The flap lifted. Benard entered, his silhouette framed by candlelight, calm, familiar, yet sharp-eyed.

"You're still awake," Ormond said quietly, nodding toward the pallet as Benard sat down. "We've got a long march ahead tomorrow."

Benard offered a half smile. "For the same reason you're awake, Captain."

Ormond raised an eyebrow, intrigued. "Is that so?"

Benard met his gaze without flinching. "Mystery doesn't rest easy. Zenithara's reputation wasn't born from chance. It was earned."

He leaned back slightly, voice steady. "A map in the king's hands… and yet it leads nowhere. Either someone deceived His Majesty, or His Majesty deceived us."

A flicker of interest sparked in Ormond's eyes.

"You're bold," he said, folding his arms. "And perceptive. That's a dangerous combination."

Benard gave a slight nod, unfazed. "You were thinking the same thing."

Ormond studied him for a moment, then leaned forward.

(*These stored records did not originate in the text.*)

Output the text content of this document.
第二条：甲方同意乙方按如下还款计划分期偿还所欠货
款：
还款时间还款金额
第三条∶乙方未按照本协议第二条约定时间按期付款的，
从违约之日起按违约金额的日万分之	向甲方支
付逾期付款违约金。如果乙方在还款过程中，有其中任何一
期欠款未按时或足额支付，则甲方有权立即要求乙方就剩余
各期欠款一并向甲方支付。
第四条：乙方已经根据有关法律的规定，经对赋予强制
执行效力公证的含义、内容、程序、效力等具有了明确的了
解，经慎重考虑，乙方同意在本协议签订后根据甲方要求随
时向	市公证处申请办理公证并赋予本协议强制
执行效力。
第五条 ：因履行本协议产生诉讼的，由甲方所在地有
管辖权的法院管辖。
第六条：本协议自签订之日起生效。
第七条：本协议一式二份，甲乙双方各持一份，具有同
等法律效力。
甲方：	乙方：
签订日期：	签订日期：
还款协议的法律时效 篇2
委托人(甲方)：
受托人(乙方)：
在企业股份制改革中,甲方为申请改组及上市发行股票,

"The map is a ruse," Benard said, voice low but certain. "Zenithara thrives on its mystery. If I were its king, I'd do exactly this, spread incomplete maps across the kingdoms. Let the world chase shadows."

Ormond's brows lifted, a flicker of realization crossing his face.

"You think there's no true map at all?"

Benard nodded slowly. "It's a theory. But consider it. If Zenithara wanted only the worthy to enter, wouldn't this be the perfect test? A false trail to weed out the desperate from the capable."

Ormond leaned back, eyes narrowing. "That would explain the cryptic symbols... and the river."

"Exactly."

"But the river felt real," Ormond pressed. "Could it be another deception?"

"Not necessarily," Benard replied. "The river may exist, but the scale, direction, even its flow might be wrong. Deliberately wrong. We've been following it blindly, but maybe we weren't meant to follow at all."

Silence stretched between them.

Ormond's gaze dropped to the map between them. Candlelight flickered across its surface, highlighting faded lines and strange symbols.

"So what now?" he murmured. "If the path we were given is false... what path is the right one?"

Benard didn't answer immediately. He stared at the flame, his voice quiet when it came.

"The one no map can show us. We stop searching for directions... and start watching for signs."

Ormond's fingers drummed softly on the table, his eyes fixed on the edge of the map.

"Watch for signs," he echoed. "And what if there are none?"

Benard stood, his gaze turning toward the tent's entrance.

"There will be," he said. "Have you ever heard the old poem, The Lotus Riddle?"

Ormond looked up from the map. "Of course."

Benard spoke the words softly, as though reciting a forgotten spell:

"Where shadows bloom at end of day,

The vanished road reveals its grace.

Look not ahead, but turn away,

The past may hold the hidden place."

A beat passed, then Ormond's eyes widened.

"Turn away…" he repeated under his breath. "The vanished road… the path behind…"

He bent over the map with sudden energy, tracing the lines backward, not forward.

"Of course!" he breathed. "It's not ahead of us, it's behind. The route to Zenithara was never meant to be approached head on. It was hidden in reverse!"

Benard nodded, calm but satisfied. "Sometimes, the answer is not in finding a new way, but in re-seeing the old one."

Ormond looked at him with renewed respect. "Benard, you've done it again."

He gave a low, appreciative laugh. "I don't say this lightly, but if I am to walk into legend, I'm glad it's with you beside me. You were born for more than command. There's something... deeper in you."

Benard said nothing, but a flicker of something unreadable passed through his eyes, a thought he chose not to share.